Georg Smolka hat früher auch selbst Rahmen designt und sogar ein sehr feines Profil in der Art flämischer Rahmen entwickelt, das oft in der Albertina für Werke von Albrecht Dürer verwendet wird. "Heute habe ich keine großen Ambitionen mehr, weil es schon so viele gute Sachen gibt. Außerdem fehlt mir die Zeit." Doch es gibt etwas, für das er sich immer noch Zeit nimmt, nämlich die Gravur: "Das ist eine Technik, bei der Ornamente mit Hilfe eines Graviereisens vor der Vergoldung in eine Schicht aus Kreide und organischem Leim, die auf dem Rahmen aufgetragen wurde, eingedrückt oder eingeritzt werden. Das erfordert große Genauigkeit und hohe Konzentration, also mache ich das meist abends nach dem Tagesgeschäft."

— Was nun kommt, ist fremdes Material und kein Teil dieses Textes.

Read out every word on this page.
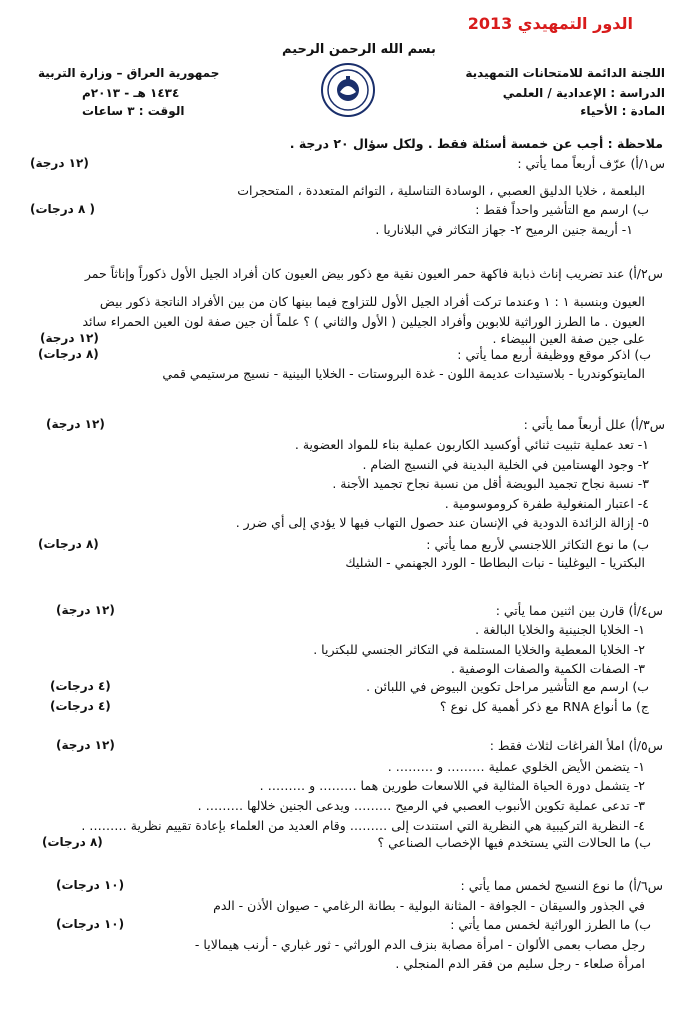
الدور التمهيدي 2013
بسم الله الرحمن الرحيم
اللجنة الدائمة للامتحانات التمهيدية
الدراسة : الإعدادية / العلمي
المادة : الأحياء
جمهورية العراق – وزارة التربية
١٤٣٤ هـ - ٢٠١٣م
الوقت : ٣ ساعات
ملاحظة : أجب عن خمسة أسئلة فقط . ولكل سؤال ٢٠ درجة .
س١/أ) عرّف أربعاً مما يأتي :
(١٢ درجة)
البلعمة ، خلايا الدليق العصبي ، الوسادة التناسلية ، التوائم المتعددة ، المتحجرات
ب) ارسم مع التأشير واحداً فقط :
( ٨ درجات)
١- أريمة جنين الرميح ٢- جهاز التكاثر في البلاناريا .
س٢/أ) عند تضريب إناث ذبابة فاكهة حمر العيون نقية مع ذكور بيض العيون كان أفراد الجيل الأول ذكوراً وإناثاً حمر
العيون وبنسبة ١ : ١ وعندما تركت أفراد الجيل الأول للتزاوج فيما بينها كان من بين الأفراد الناتجة ذكور بيض
العيون . ما الطرز الوراثية للابوين وأفراد الجيلين ( الأول والثاني ) ؟ علماً أن جين صفة لون العين الحمراء سائد
على جين صفة العين البيضاء .
(١٢ درجة)
ب) اذكر موقع ووظيفة أربع مما يأتي :
(٨ درجات)
المايتوكوندريا - بلاستيدات عديمة اللون - غدة البروستات - الخلايا البينية - نسيج مرستيمي قمي
س٣/أ) علل أربعاً مما يأتي :
(١٢ درجة)
١- تعد عملية تثبيت ثنائي أوكسيد الكاربون عملية بناء للمواد العضوية .
٢- وجود الهستامين في الخلية البدينة في النسيج الضام .
٣- نسبة نجاح تجميد البويضة أقل من نسبة نجاح تجميد الأجنة .
٤- اعتبار المنغولية طفرة كروموسومية .
٥- إزالة الزائدة الدودية في الإنسان عند حصول التهاب فيها لا يؤدي إلى أي ضرر .
ب) ما نوع التكاثر اللاجنسي لأربع مما يأتي :
(٨ درجات)
البكتريا - اليوغلينا - نبات البطاطا - الورد الجهنمي - الشليك
س٤/أ) قارن بين اثنين مما يأتي :
(١٢ درجة)
١- الخلايا الجنينية والخلايا البالغة .
٢- الخلايا المعطية والخلايا المستلمة في التكاثر الجنسي للبكتريا .
٣- الصفات الكمية والصفات الوصفية .
ب) ارسم مع التأشير مراحل تكوين البيوض في اللبائن .
(٤ درجات)
ج) ما أنواع RNA مع ذكر أهمية كل نوع ؟
(٤ درجات)
س٥/أ) املأ الفراغات لثلاث فقط :
(١٢ درجة)
١- يتضمن الأيض الخلوي عملية ……… و ……… .
٢- يتشمل دورة الحياة المثالية في اللاسعات طورين هما ……… و ……… .
٣- تدعى عملية تكوين الأنبوب العصبي في الرميح ……… ويدعى الجنين خلالها ……… .
٤- النظرية التركيبية هي النظرية التي استندت إلى ……… وقام العديد من العلماء بإعادة تقييم نظرية ……… .
ب) ما الحالات التي يستخدم فيها الإخصاب الصناعي ؟
(٨ درجات)
س٦/أ) ما نوع النسيج لخمس مما يأتي :
(١٠ درجات)
في الجذور والسيقان - الجوافة - المثانة البولية - بطانة الرغامي - صيوان الأذن - الدم
ب) ما الطرز الوراثية لخمس مما يأتي :
(١٠ درجات)
رجل مصاب بعمى الألوان - امرأة مصابة بنزف الدم الوراثي - ثور غباري - أرنب هيمالايا -
امرأة صلعاء - رجل سليم من فقر الدم المنجلي .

Auch wenn Georg Smolka von Rahmenkopien lebt, besitzt er doch einige originale antike Rahmen: "Die haben eine besondere Aura, weil sie schon so viel gesehen haben. Was könnte so ein Rahmen wohl alles erzählen! Außerdem sind sie großartige Muster und deshalb verkaufe ich sie nicht." So wie den ersten Rahmen, den er gemeinsam mit seinem Vater 1977 in Mailand erstanden hat: "Das gute Stück ist aus dem 16. Jahrhundert, ohne Schäden, ohne Bearbeitungen, und hat 60.000 Schilling gekostet. Damals war ich schockiert über den Preis, heute verstehe ich das." Diesen Rahmen hat Smolka auch schon an der Wand hängend präsentiert – ohne Bild: "Es hat großartig ausgesehen!"